Seven Spirits of God
The seven Spirits of God (ta hepta pneumata tou theou) are mentioned four times in the Book of Revelation, and in the book of Isaiah it names each Spirit.
Revelation 1:4: John to the seven churches which are in Asia: Grace be unto you, and peace, from him which is, and which was, and which is to come; and from the seven Spirits which are before his throne;
Revelation 3:1: And unto the angel of the church in Sardis write; These things saith he that hath the seven Spirits of God, and the seven stars; I know thy works, that thou hast a name that thou livest, and art dead.

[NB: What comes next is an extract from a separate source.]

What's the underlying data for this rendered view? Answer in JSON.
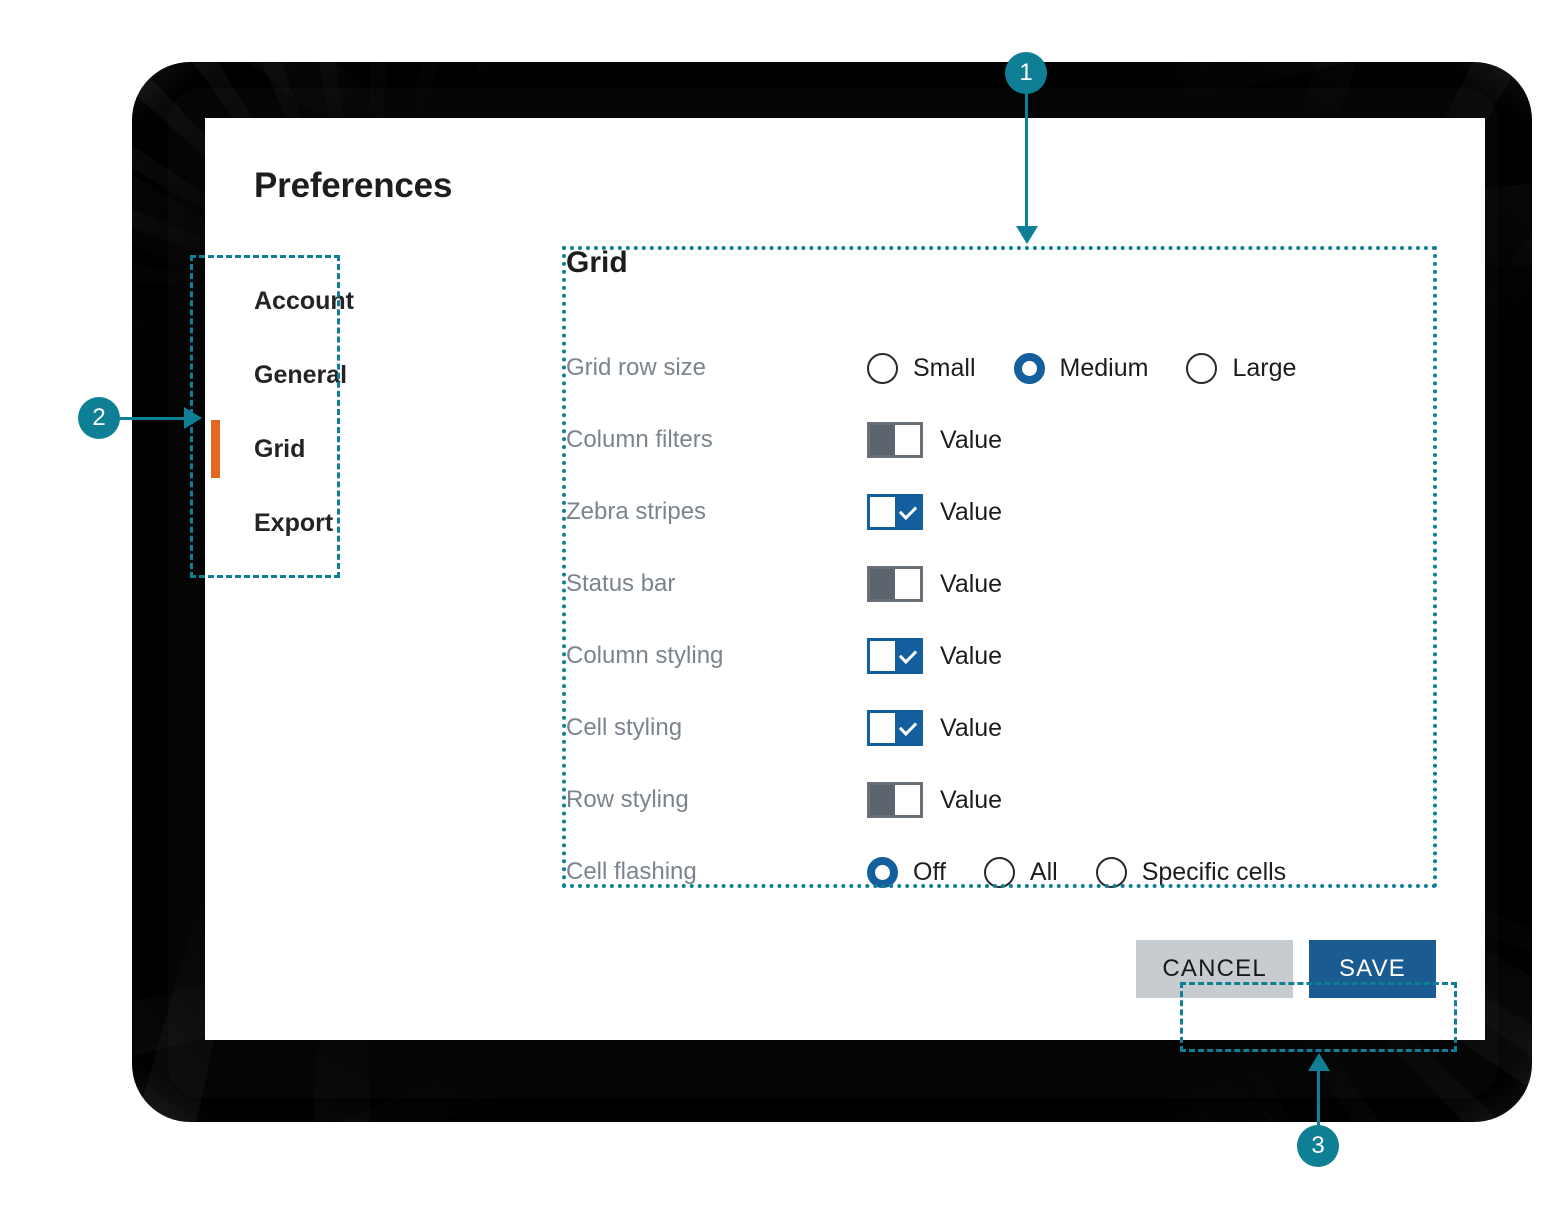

Revelation 4:5: And out of the throne proceeded lightnings and thunderings and voices: and there were seven lamps of fire burning before the throne, which are the seven Spirits of God.
Revelation 5:6: And I beheld, and, lo, in the midst of the throne and of the four beasts, and in the midst of the elders, stood a Lamb as it had been slain, having seven horns and seven eyes, which are the seven Spirits of God sent forth into all the earth.

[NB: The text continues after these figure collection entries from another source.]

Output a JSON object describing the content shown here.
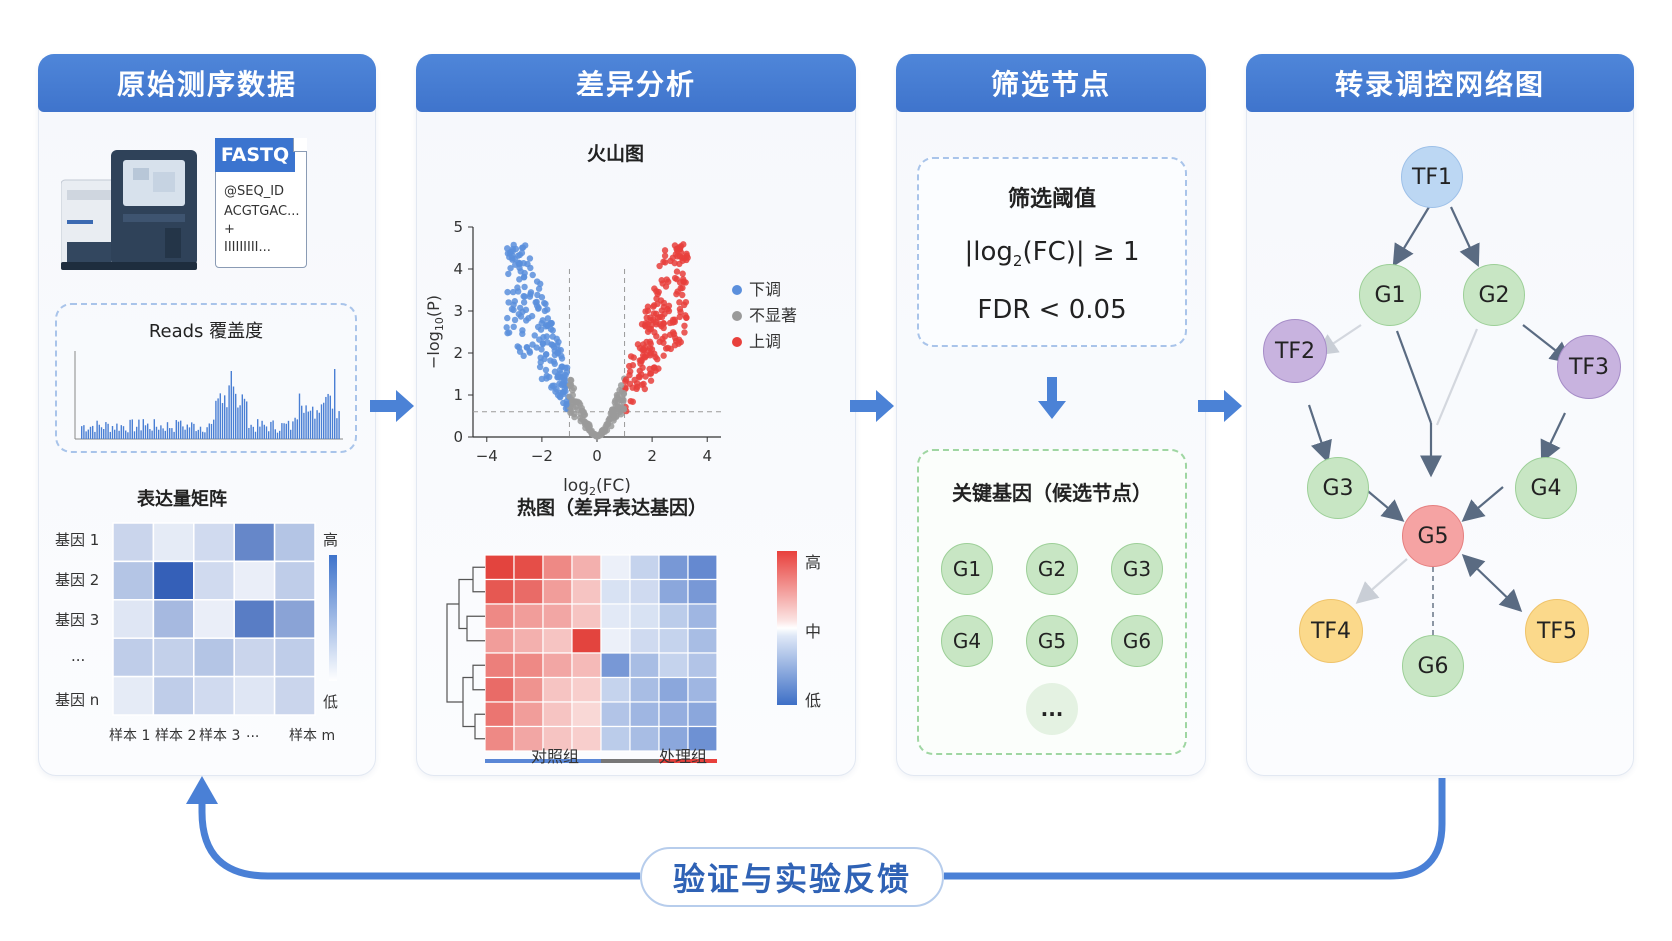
{
  "panels": {
    "raw": {
      "title": "原始测序数据",
      "fastq": {
        "tag": "FASTQ",
        "lines": [
          "@SEQ_ID",
          "ACGTGAC...",
          "+",
          "IIIIIIIII..."
        ]
      },
      "coverage_title": "Reads 覆盖度",
      "matrix_title": "表达量矩阵",
      "matrix_rows": [
        "基因 1",
        "基因 2",
        "基因 3",
        "...",
        "基因 n"
      ],
      "matrix_cols": [
        "样本 1",
        "样本 2",
        "样本 3",
        "...",
        "样本 m"
      ],
      "matrix_legend_high": "高",
      "matrix_legend_low": "低"
    },
    "diff": {
      "title": "差异分析",
      "volcano_title": "火山图",
      "heatmap_title": "热图（差异表达基因）",
      "heatmap_legend_high": "高",
      "heatmap_legend_mid": "中",
      "heatmap_legend_low": "低",
      "group_control": "对照组",
      "group_treat": "处理组"
    },
    "filter": {
      "title": "筛选节点",
      "threshold_title": "筛选阈值",
      "threshold_fc_prefix": "|log",
      "threshold_fc_sub": "2",
      "threshold_fc_suffix": "(FC)| ≥ 1",
      "threshold_fdr": "FDR < 0.05",
      "key_genes_title": "关键基因（候选节点）",
      "genes": [
        "G1",
        "G2",
        "G3",
        "G4",
        "G5",
        "G6",
        "..."
      ]
    },
    "network": {
      "title": "转录调控网络图",
      "nodes": {
        "TF1": "TF1",
        "G1": "G1",
        "G2": "G2",
        "TF2": "TF2",
        "TF3": "TF3",
        "G3": "G3",
        "G4": "G4",
        "G5": "G5",
        "TF4": "TF4",
        "TF5": "TF5",
        "G6": "G6"
      }
    }
  },
  "feedback_label": "验证与实验反馈",
  "colors": {
    "header_blue": "#4580d4",
    "up_red": "#e8403c",
    "down_blue": "#5b8fdc",
    "ns_gray": "#9a9a9a",
    "tf_purple": "#c8b3df",
    "gene_green": "#c8e6c4",
    "target_red": "#f5a3a3",
    "tf_yellow": "#fbd98b",
    "tf_blue": "#bcd7f3"
  },
  "chart_data": {
    "type": "scatter",
    "title": "火山图",
    "xlabel": "log2(FC)",
    "ylabel": "−log10(P)",
    "xlim": [
      -4.5,
      4.5
    ],
    "ylim": [
      0,
      5
    ],
    "xticks": [
      "−4",
      "−2",
      "0",
      "2",
      "4"
    ],
    "yticks": [
      "0",
      "1",
      "2",
      "3",
      "4",
      "5"
    ],
    "thresholds": {
      "fc": [
        -1,
        1
      ],
      "p": 0.6
    },
    "legend": [
      "下调",
      "不显著",
      "上调"
    ],
    "legend_placement": "right",
    "series": [
      {
        "name": "下调",
        "color": "#5b8fdc"
      },
      {
        "name": "不显著",
        "color": "#9a9a9a"
      },
      {
        "name": "上调",
        "color": "#e8403c"
      }
    ]
  }
}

The sevenfold ministry of the spirit
In one interpretation, the “Seven Spirits” represent the sevenfold ministry of the Spirit as depicted in the Book of Isaiah. As it is written: “The Spirit of the LORD shall rest upon him, the Spirit of wisdom and understanding, the Spirit of counsel and might, the Spirit of knowledge and of the fear of the LORD, and He will delight in the fear of the Lord.” Isaiah 11:2–3 (NASB). Including the Spirit of the Lord, and the Spirits of wisdom, of understanding, of counsel, of might, of knowledge and of fear of the LORD, here are represented the seven Spirits, which are before the throne of God. The reference to the lamb in Revelation 5:6 relates it to the Seven Spirits which first appear in Revelation 1:4 and are associated with Jesus who holds them along with seven stars.

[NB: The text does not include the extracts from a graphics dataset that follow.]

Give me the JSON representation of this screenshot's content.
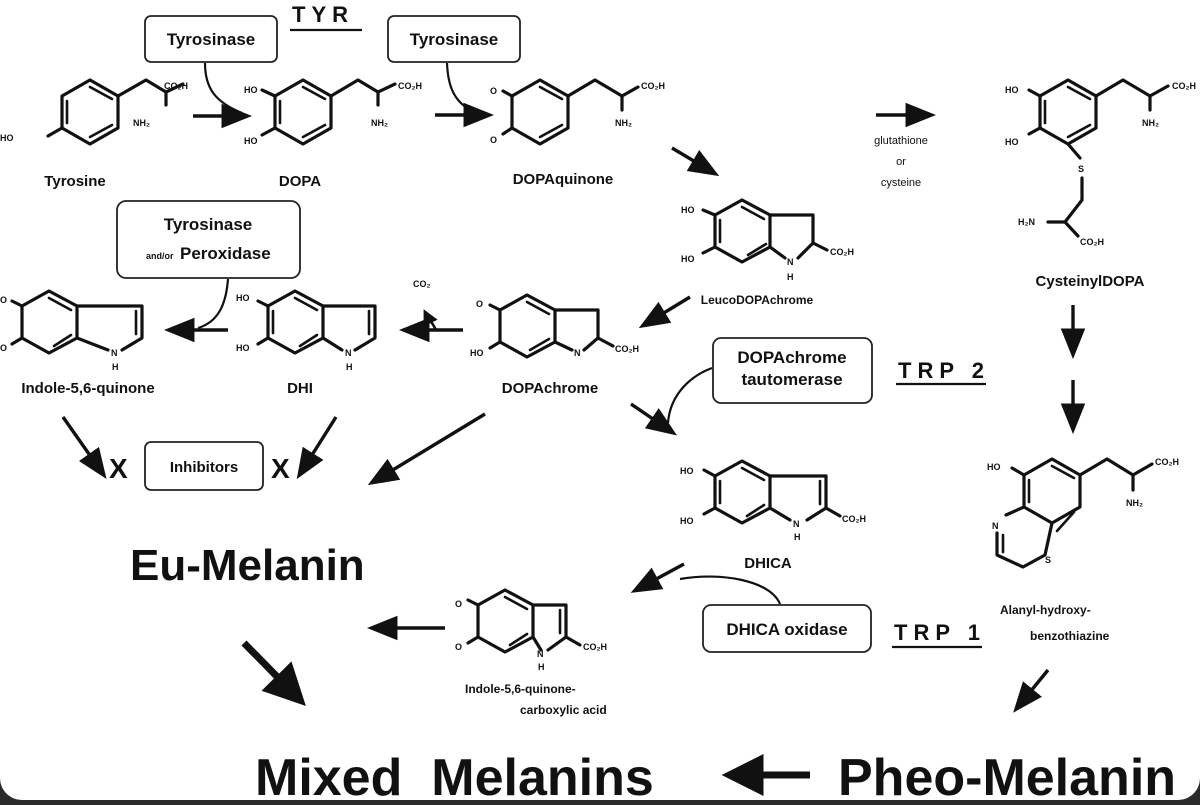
{
  "diagram": {
    "title": "Melanin biosynthesis pathway",
    "genes": {
      "tyr": "TYR",
      "trp2": "TRP 2",
      "trp1": "TRP 1"
    },
    "enzymes": {
      "tyrosinase_1": "Tyrosinase",
      "tyrosinase_2": "Tyrosinase",
      "tyr_perox_line1": "Tyrosinase",
      "tyr_perox_andor": "and/or",
      "tyr_perox_line2": "Peroxidase",
      "dopachrome_taut_line1": "DOPAchrome",
      "dopachrome_taut_line2": "tautomerase",
      "dhica_oxidase": "DHICA oxidase",
      "inhibitors": "Inhibitors"
    },
    "molecules": {
      "tyrosine": "Tyrosine",
      "dopa": "DOPA",
      "dopaquinone": "DOPAquinone",
      "leucodopachrome": "LeucoDOPAchrome",
      "dopachrome": "DOPAchrome",
      "dhi": "DHI",
      "indole_quinone": "Indole-5,6-quinone",
      "dhica": "DHICA",
      "indole_quinone_carboxylic_line1": "Indole-5,6-quinone-",
      "indole_quinone_carboxylic_line2": "carboxylic acid",
      "cysteinyldopa": "CysteinylDOPA",
      "alanyl_line1": "Alanyl-hydroxy-",
      "alanyl_line2": "benzothiazine"
    },
    "conditions": {
      "glutathione_line1": "glutathione",
      "glutathione_line2": "or",
      "glutathione_line3": "cysteine",
      "co2": "CO₂"
    },
    "atoms": {
      "ho": "HO",
      "o": "O",
      "co2h": "CO₂H",
      "nh2": "NH₂",
      "h2n": "H₂N",
      "n": "N",
      "h": "H",
      "s": "S"
    },
    "inhibition_mark": "X",
    "products": {
      "eumelanin": "Eu-Melanin",
      "pheomelanin": "Pheo-Melanin",
      "mixed": "Mixed  Melanins"
    }
  }
}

An alternative view is that the seven graces (“charisma”) of Romans 12:6–8 reflect the seven spirits of God. The Holy Spirit manifests in humankind through these graces, reflecting the seven spirits of God. The seven graces are: 1. insight (prophecy); 2. helpfulness (service or ministry); 3. instruction (teaching); 4. encouragement; 5. generosity (giving); 6. guidance (leadership); and 7. compassion. This agrees with Isaiah 11:2–3 if “the Spirit of the Lord” is recognized as categorical and “the delight in the fear of the Lord” is added.
Seven distinct spiritual beings
In the New Testament, the Greek term “Dynamis” (translated by some as “Virtues”) suggests a class of exalted spiritual beings; perhaps parallel to the “chief Princes” (Sar rishown) in the Old Testament, of which the Archangel Michael is stated to be one (Daniel 10:13). “Dynamis” is used by the Apostle Paul to refer to spiritual beings in Romans 8:38; Ephesians 1:21, 3:10, 6:12; and Colossians 1:16, 2:10, 2:15. “Powers and principalities” can apply to both angelic and devilish beings, but more often in the New Testament to devilish beings. However, it should be noted, most modern Protestant translators take “Dynamis” to mean “strength”, “power”, or “ability”, whereas the ancient and modern Catholic conception of activity or power was often understood as “virtues”.
Others follow this line of thought, though find the connect to “dynamis” referred to by Paul less likely. It is possible that these seven angels are a special entourage charged with special duties by the Lamb, about whom we have little to no specific knowledge.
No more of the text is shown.